Like many farmers in southern Minnesota's First Congressional District, Hurley backed Donald Trump in 2016. The president beat Democrat Hillary Clinton 53 to 38 percent in this district, which had voted twice for Barack Obama.
But now fallout from Trump's hard-line trade policies is testing support for the president and defining the First District race to replace U.S. Rep. Tim Walz, a DFL candidate for governor. Farmers, particularly soybean growers, have been hurt by retaliatory tariffs imposed by China and other countries after they were hit with U.S. levies on imports such as steel and aluminum.
No top-tier candidates in the district — including Republican primary rivals Jim Hagedorn of Blue Earth and state Sen. Carla Nelson of Rochester — unreservedly endorse the tariffs.

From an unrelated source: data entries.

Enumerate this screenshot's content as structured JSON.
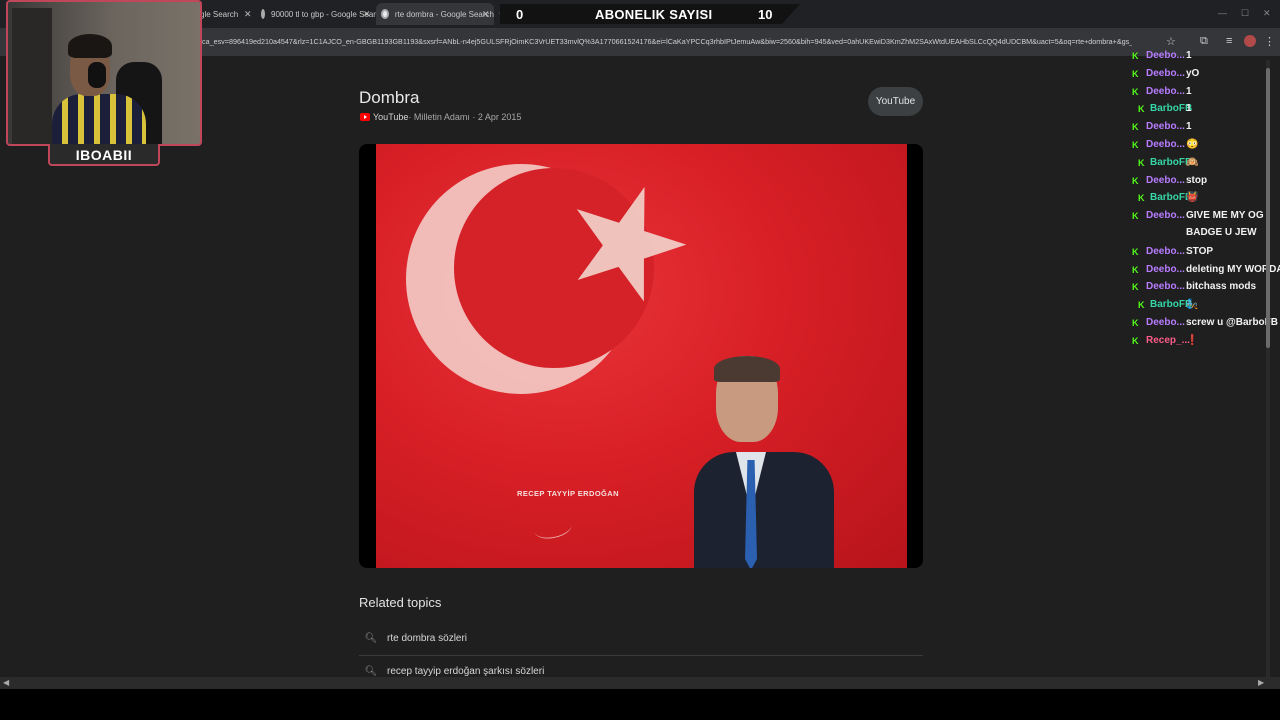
{
  "browser": {
    "tabs": [
      {
        "label": "gle Search"
      },
      {
        "label": "90000 tl to gbp - Google Search"
      },
      {
        "label": "rte dombra - Google Search"
      }
    ],
    "url": "ca_esv=896419ed210a4547&rlz=1C1AJCO_en-GBGB1193GB1193&sxsrf=ANbL-n4ej5GULSFRjOimKC3VrUET33mvlQ%3A1770661524176&ei=lCaKaYPCCq3rhbIPtJemuAw&biw=2560&bih=945&ved=0ahUKEwiD3KmZhM2SAxWtdUEAHbSLCcQQ4dUDCBM&uact=5&oq=rte+dombra+&gs_lp=Egxnd3Mtd..."
  },
  "stream_overlay": {
    "subscriber_left": "0",
    "subscriber_title": "ABONELIK SAYISI",
    "subscriber_right": "10",
    "streamer_name": "IBOABII"
  },
  "result": {
    "title": "Dombra",
    "source_name": "YouTube",
    "source_meta": " · Milletin Adamı · 2 Apr 2015",
    "platform_button": "YouTube",
    "video_caption": "RECEP TAYYİP ERDOĞAN"
  },
  "related": {
    "heading": "Related topics",
    "items": [
      {
        "label": "rte dombra sözleri"
      },
      {
        "label": "recep tayyip erdoğan şarkısı sözleri"
      }
    ]
  },
  "chat": {
    "badge": "K",
    "colors": {
      "deebo": "#b77cff",
      "barbo": "#36d6a6",
      "recep": "#ff5b8a"
    },
    "messages": [
      {
        "user": "Deebo...",
        "text": "1"
      },
      {
        "user": "Deebo...",
        "text": "yO"
      },
      {
        "user": "Deebo...",
        "text": "1"
      },
      {
        "user": "BarboFB",
        "text": "1"
      },
      {
        "user": "Deebo...",
        "text": "1"
      },
      {
        "user": "Deebo...",
        "text": "😳"
      },
      {
        "user": "BarboFB",
        "text": "🙉"
      },
      {
        "user": "Deebo...",
        "text": "stop"
      },
      {
        "user": "BarboFB",
        "text": "👹"
      },
      {
        "user": "Deebo...",
        "text": "GIVE ME MY OG",
        "cont": "BADGE U JEW"
      },
      {
        "user": "Deebo...",
        "text": "STOP"
      },
      {
        "user": "Deebo...",
        "text": "deleting MY WORDA"
      },
      {
        "user": "Deebo...",
        "text": "bitchass mods"
      },
      {
        "user": "BarboFB",
        "text": "🧞"
      },
      {
        "user": "Deebo...",
        "text": "screw u @BarboFB"
      },
      {
        "user": "Recep_...",
        "text": "❗"
      }
    ]
  }
}
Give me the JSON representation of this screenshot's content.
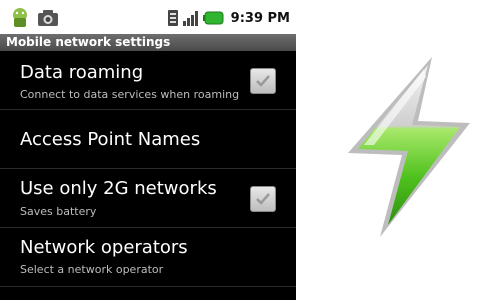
{
  "status_bar": {
    "time": "9:39 PM",
    "icons": [
      "android-usb-icon",
      "camera-icon",
      "sim-icon",
      "signal-icon",
      "battery-icon"
    ]
  },
  "screen": {
    "title": "Mobile network settings",
    "items": [
      {
        "title": "Data roaming",
        "summary": "Connect to data services when roaming",
        "checkbox": true,
        "checked": true
      },
      {
        "title": "Access Point Names",
        "summary": "",
        "checkbox": false
      },
      {
        "title": "Use only 2G networks",
        "summary": "Saves battery",
        "checkbox": true,
        "checked": true
      },
      {
        "title": "Network operators",
        "summary": "Select a network operator",
        "checkbox": false
      }
    ]
  },
  "decoration": {
    "icon": "lightning-bolt-icon",
    "colors": {
      "bolt_green": "#5fcf2a",
      "bolt_silver": "#d9d9d9"
    }
  }
}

These misgivings are one way they're trying to demonstrate that they're attuned to rural voters' worries and priorities.
Dan Feehan, the DFL-endorsed candidate, got a lesson in farm woes during a recent visit to John Thormodson's farm outside Madelia.
For two hours, as Feehan asked questions and listened, Thormodson, 51, who grows soybeans and corn, described this year's double-whammy: tariffs and June flooding that left parts of some of his fields still submerged.
Already, Thormodson said, tariffs have sliced $1 a bushel off soybean prices. The $12 billion farm bailout plan Trump proposed, he said, might help — if it arrives by December, when he locks in his 2019 plans.